In this photo released by NASA on Thursday, Oct. 17, 2019, U.S. astronauts Jessica Meir, left, and Christina Koch pose for a photo in the International Space Station. On Friday, Oct. 18, 2019, the two are scheduled to perform a spacewalk to replace a broken battery charger. (NASA via AP)

CAPE CANAVERAL, Fla. (AP) — The world’s first all-female spacewalking team made history high above Earth on Friday, replacing a broken part of the International Space Station’s power grid.

As NASA astronauts Christina Koch and Jessica Meir successfully completed the job with wrenches, screwdrivers and power-grip tools, it marked the first time in a half-century of spacewalking that men weren’t part of the action. They insisted they were just doing their job after years of training, following in the footsteps of women who paved the way.

America’s first female spacewalker from 35 years ago, Kathy Sullivan, was delighted. She said it’s good to finally have enough women in the astronaut corps and trained for spacewalking for this to happen.
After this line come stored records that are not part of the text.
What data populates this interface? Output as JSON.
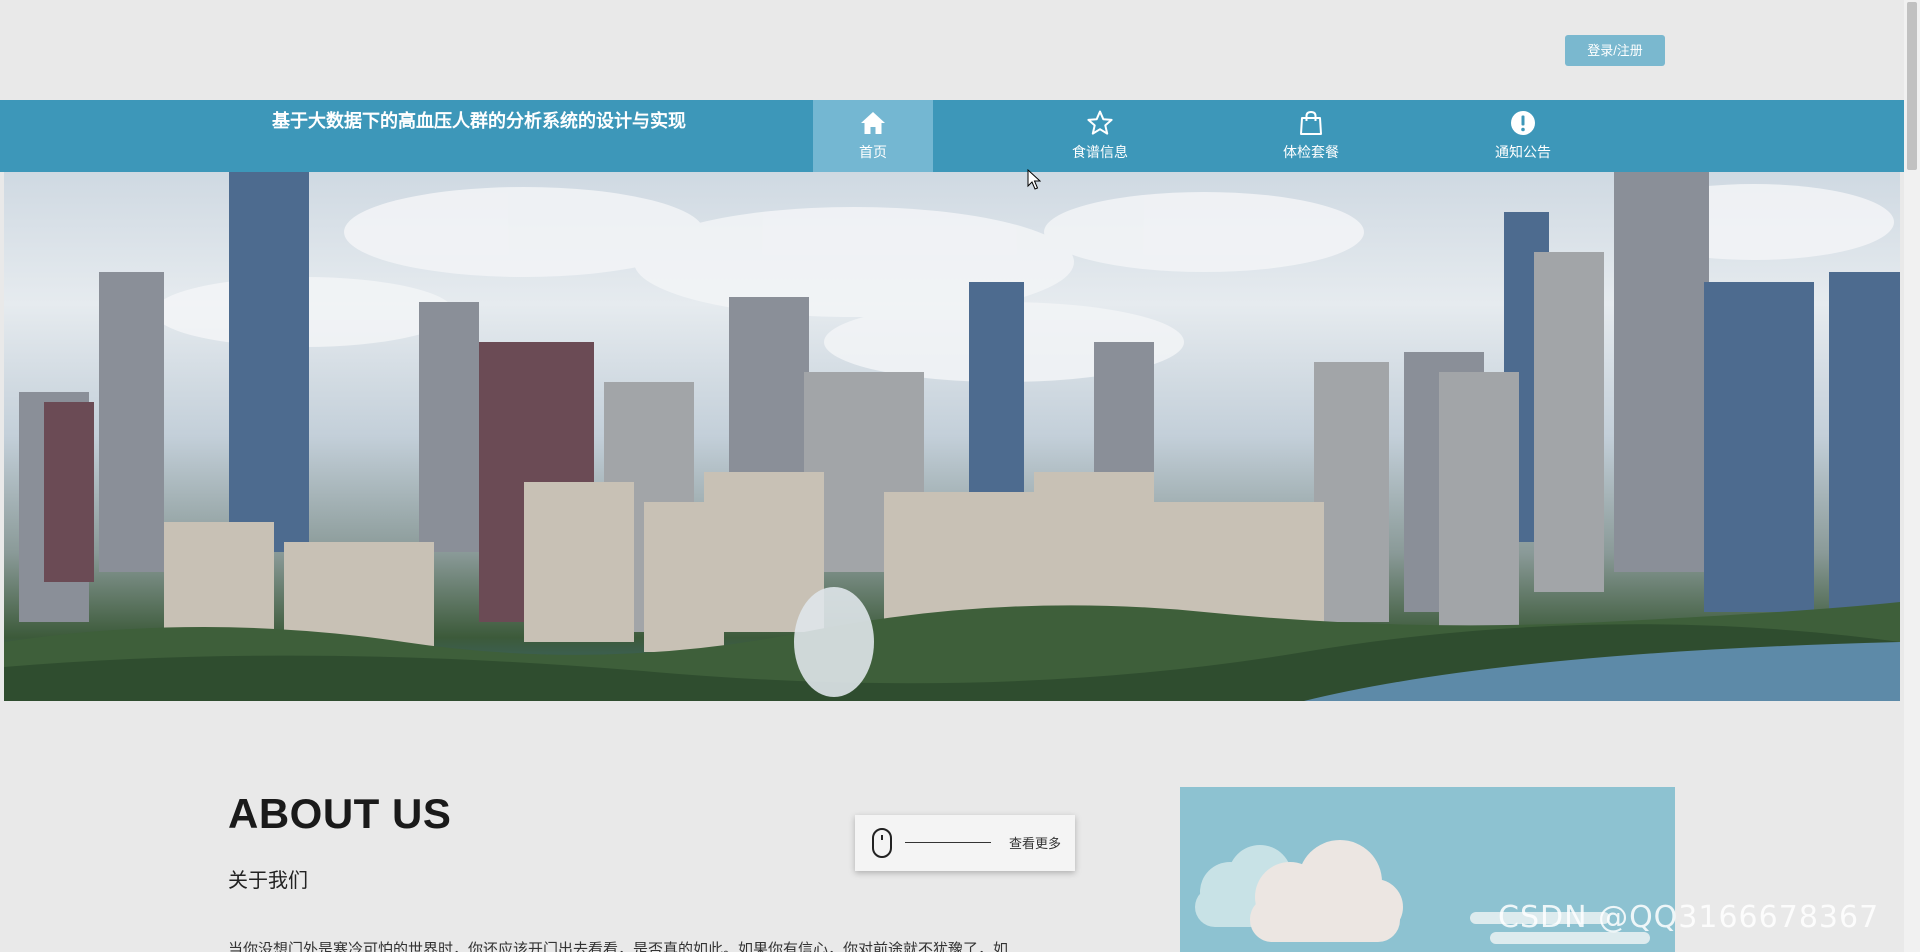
{
  "header": {
    "login_label": "登录/注册"
  },
  "nav": {
    "title": "基于大数据下的高血压人群的分析系统的设计与实现",
    "items": [
      {
        "label": "首页",
        "icon": "home-icon",
        "active": true
      },
      {
        "label": "食谱信息",
        "icon": "star-icon",
        "active": false
      },
      {
        "label": "体检套餐",
        "icon": "shopping-bag-icon",
        "active": false
      },
      {
        "label": "通知公告",
        "icon": "exclamation-circle-icon",
        "active": false
      }
    ]
  },
  "hero": {
    "image": "city-skyline-image"
  },
  "about": {
    "title": "ABOUT US",
    "subtitle": "关于我们",
    "text": "当你没想门外是寒冷可怕的世界时，你还应该开门出去看看，是否真的如此。如果你有信心，你对前途就不犹豫了，如",
    "more_label": "查看更多"
  },
  "watermark": "CSDN @QQ3166678367",
  "colors": {
    "nav_bg": "#3d97b9",
    "nav_active": "#74b7d2",
    "login_bg": "#7ab8cf",
    "page_bg": "#e9e9e9"
  }
}
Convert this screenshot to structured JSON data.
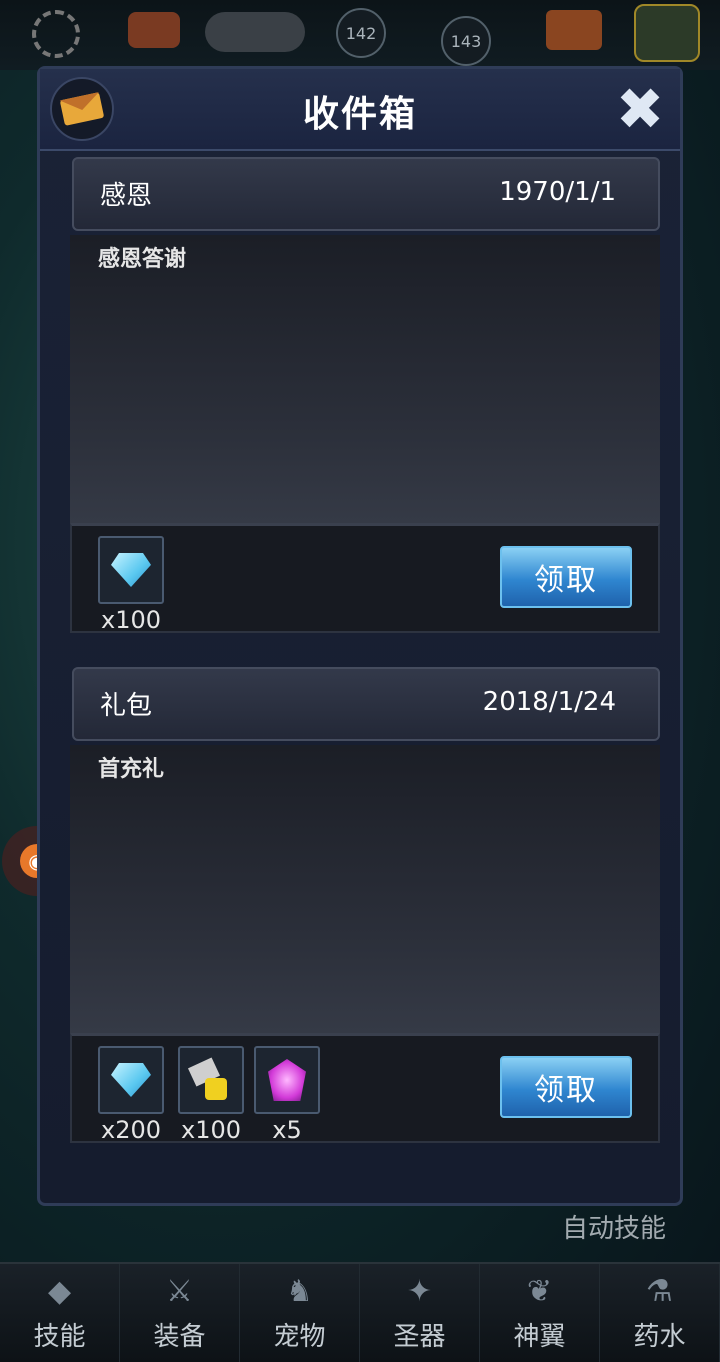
{
  "top_bar": {
    "badges": [
      "142",
      "143"
    ]
  },
  "inbox": {
    "title": "收件箱",
    "mails": [
      {
        "subject": "感恩",
        "date": "1970/1/1",
        "body": "感恩答谢",
        "rewards": [
          {
            "icon": "diamond-icon",
            "qty": "x100"
          }
        ],
        "claim_label": "领取"
      },
      {
        "subject": "礼包",
        "date": "2018/1/24",
        "body": "首充礼",
        "rewards": [
          {
            "icon": "diamond-icon",
            "qty": "x200"
          },
          {
            "icon": "puzzle-piece-icon",
            "qty": "x100"
          },
          {
            "icon": "purple-gem-icon",
            "qty": "x5"
          }
        ],
        "claim_label": "领取"
      }
    ]
  },
  "auto_skill_label": "自动技能",
  "bottom_nav": [
    {
      "label": "技能",
      "icon": "skill-icon"
    },
    {
      "label": "装备",
      "icon": "sword-icon"
    },
    {
      "label": "宠物",
      "icon": "pet-icon"
    },
    {
      "label": "圣器",
      "icon": "artifact-icon"
    },
    {
      "label": "神翼",
      "icon": "wings-icon"
    },
    {
      "label": "药水",
      "icon": "potion-icon"
    }
  ]
}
“We’ve got qualified women running the control, running space centers, commanding the station, commanding spaceships and doing spacewalks,” Sullivan told The Associated Press earlier this week.

“And golly, gee whiz, every now and then there’s more than one woman in the same place.”

President Donald Trump put in a congratulatory call from the White House to mark “this historic event … truly historic.”

“What you do is incredible. You’re very brave people,” Trump told them as they wrapped up their spacewalk.

Replied Meir: “We don’t want to take too much credit because there have been many others — female spacewalkers — before us. This is just the first time that there have been two women outside at the same time … For us, this is really just us doing our job.”